Dicyano-functionalized indium framework as a heterogeneous catalyst for CO2 fixation in the absence of solvent and co-catalyst

Abstract

Catalytic carbon dioxide (CO₂) transformation into valuable products is of great interest, especially the development of innovative methods for CO₂ fixation reactions. In this paper, we report the porous cyanide-functionalized MIL-68(In) metal–organic framework as a novel Lewis acid–base bifunctional catalyst.
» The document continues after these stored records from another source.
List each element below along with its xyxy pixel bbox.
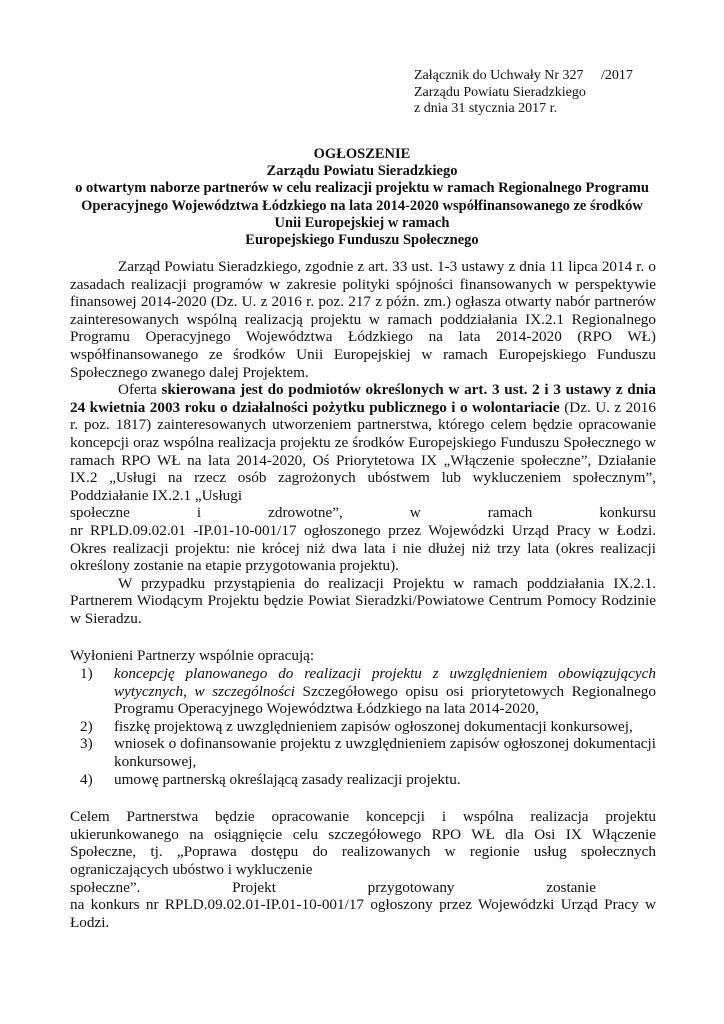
annex-line-2: Zarządu Powiatu Sieradzkiego: [414, 84, 586, 100]
closing-spread-line: [70, 879, 656, 897]
heading-title: OGŁOSZENIE: [313, 146, 411, 162]
list-item-text: umowę partnerską określającą zasady realizacji projektu.: [114, 770, 461, 788]
list-intro: Wyłonieni Partnerzy wspólnie opracują:: [70, 647, 315, 665]
list-item-text: fiszkę projektową z uwzględnieniem zapisów ogłoszonej dokumentacji konkursowej,: [114, 717, 633, 735]
offer-tail: nr RPLD.09.02.01 -IP.01-10-001/17 ogłoszonego przez Wojewódzki Urząd Pracy w Łodzi. Okres realizacji projektu: nie krócej niż dwa lata i nie dłużej niż trzy lata (okres realizacji określony zostanie na etapie przygotowania projektu).: [70, 521, 656, 575]
spread-word: społeczne”.: [70, 878, 141, 896]
heading-line-4: Operacyjnego Województwa Łódzkiego na lata 2014-2020 współfinansowanego ze środków: [81, 197, 643, 214]
list-number: 2): [80, 717, 93, 735]
announcement-heading: [60, 146, 664, 249]
list-number: 1): [80, 665, 93, 683]
spacer: [70, 788, 656, 808]
offer-spread-line: [70, 504, 656, 522]
list-item: [70, 665, 656, 718]
spread-word: społeczne: [70, 504, 130, 522]
spacer: [70, 627, 656, 647]
annex-header: [414, 68, 633, 118]
heading-line-6: Europejskiego Funduszu Społecznego: [245, 232, 479, 249]
offer-rest: (Dz. U. z 2016 r. poz. 1817) zainteresowanych utworzeniem partnerstwa, którego celem będzie opracowanie koncepcji oraz wspólna realizacja projektu ze środków Europejskiego Funduszu Społecznego w ramach RPO WŁ na lata 2014-2020, Oś Priorytetowa IX „Włączenie społeczne”, Działanie IX.2 „Usługi na rzecz osób zagrożonych ubóstwem lub wykluczeniem społecznym”, Poddziałanie IX.2.1 „Usługi: [70, 398, 656, 504]
partner-tasks-list: [70, 665, 656, 788]
spread-word: w: [409, 504, 421, 522]
offer-lead: Oferta: [118, 381, 162, 399]
spread-word: zostanie: [546, 878, 596, 896]
heading-line-3: o otwartym naborze partnerów w celu realizacji projektu w ramach Regionalnego Programu: [75, 180, 649, 197]
paragraph-closing: Celem Partnerstwa będzie opracowanie koncepcji i wspólna realizacja projektu ukierunkowanego na osiągnięcie celu szczegółowego RPO WŁ dla Osi IX Włączenie Społeczne, tj. „Poprawa dostępu do realizowanych w regionie usług społecznych ograniczających ubóstwo i wykluczenie: [70, 808, 656, 878]
spread-word: konkursu: [599, 504, 656, 522]
list-item: [70, 718, 656, 736]
spread-word: zdrowotne”,: [268, 504, 343, 522]
paragraph-offer: [70, 381, 656, 504]
paragraph-lead-partner: W przypadku przystąpienia do realizacji Projektu w ramach poddziałania IX.2.1. Partnerem Wiodącym Projektu będzie Powiat Sieradzki/Powiatowe Centrum Pomocy Rodzinie w Sieradzu.: [70, 574, 656, 627]
heading-line-5: Unii Europejskiej w ramach: [274, 214, 450, 231]
spread-word: Projekt: [232, 878, 276, 896]
list-number: 4): [80, 770, 93, 788]
spread-word: przygotowany: [367, 878, 455, 896]
annex-line-1: Załącznik do Uchwały Nr 327 /2017: [414, 68, 633, 83]
closing-tail: na konkurs nr RPLD.09.02.01-IP.01-10-001/17 ogłoszony przez Wojewódzki Urząd Pracy w Łodzi.: [70, 896, 656, 931]
list-item-italic: koncepcję planowanego do realizacji projektu z uwzględnieniem obowiązujących wytycznych, w szczególności: [114, 665, 656, 700]
list-number: 3): [80, 735, 93, 753]
spread-word: ramach: [487, 504, 533, 522]
list-item: [70, 735, 656, 770]
spread-word: i: [196, 504, 202, 522]
offer-bold: skierowana jest do podmiotów określonych w art. 3 ust. 2 i 3 ustawy z dnia 24 kwietnia 2003 roku o działalności pożytku publicznego i o wolontariacie: [70, 381, 656, 416]
annex-line-3: z dnia 31 stycznia 2017 r.: [414, 101, 558, 117]
list-item-text: Szczegółowego opisu osi priorytetowych Regionalnego Programu Operacyjnego Województwa Łódzkiego na lata 2014-2020,: [114, 682, 656, 718]
list-item: [70, 771, 656, 789]
paragraph-intro: Zarząd Powiatu Sieradzkiego, zgodnie z art. 33 ust. 1-3 ustawy z dnia 11 lipca 2014 r. o zasadach realizacji programów w zakresie polityki spójności finansowanych w perspektywie finansowej 2014-2020 (Dz. U. z 2016 r. poz. 217 z późn. zm.) ogłasza otwarty nabór partnerów zainteresowanych wspólną realizacją projektu w ramach poddziałania IX.2.1 Regionalnego Programu Operacyjnego Województwa Łódzkiego na lata 2014-2020 (RPO WŁ) współfinansowanego ze środków Unii Europejskiej w ramach Europejskiego Funduszu Społecznego zwanego dalej Projektem.: [70, 258, 656, 381]
heading-line-2: Zarządu Powiatu Sieradzkiego: [266, 163, 458, 180]
document-body: [70, 258, 656, 931]
list-item-text: wniosek o dofinansowanie projektu z uwzględnieniem zapisów ogłoszonej dokumentacji konkursowej,: [114, 735, 656, 771]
The MIL-68(In) framework was modified with different cyanide functional groups, such as 1,3-phenylene diacetonitrile and malononitrile, for the catalytic CO₂ fixation reaction into cyclic carbonates. The properties of the synthesized catalysts were fully characterized using different techniques, including PXRD, FTIR, N₂ adsorption, BET, SEM, XPS, TGA, NH₃-TPD, and CO₂-TPD. Under the optimized conditions (30 mg catalyst, 1 MPa CO₂ pressure, 20 mmol epichlorohydrin, 100 °C, 10 h), MIL-68(In) functionalized with 1,3-phenylene diacetonitrile was found to afford a remarkable heterogeneous catalyst with selectivity (100%) and high conversion (99%) for the coupling reaction between CO₂ and the epoxide without any co-catalyst or solvent. Moreover, the functionalized MIL-68(In) MOF also revealed applicability to other large epoxides. The enhanced activity of functionalized MIL-68(In) results from the collaboration between the unsaturated Lewis acidic indium centers and cyanide functional groups as nucleophilic sites. Furthermore, the reusability tests demonstrated that the modified MIL-68(In) was easily recycled by filtration and reusable for at least five runs with no loss in catalytic ability.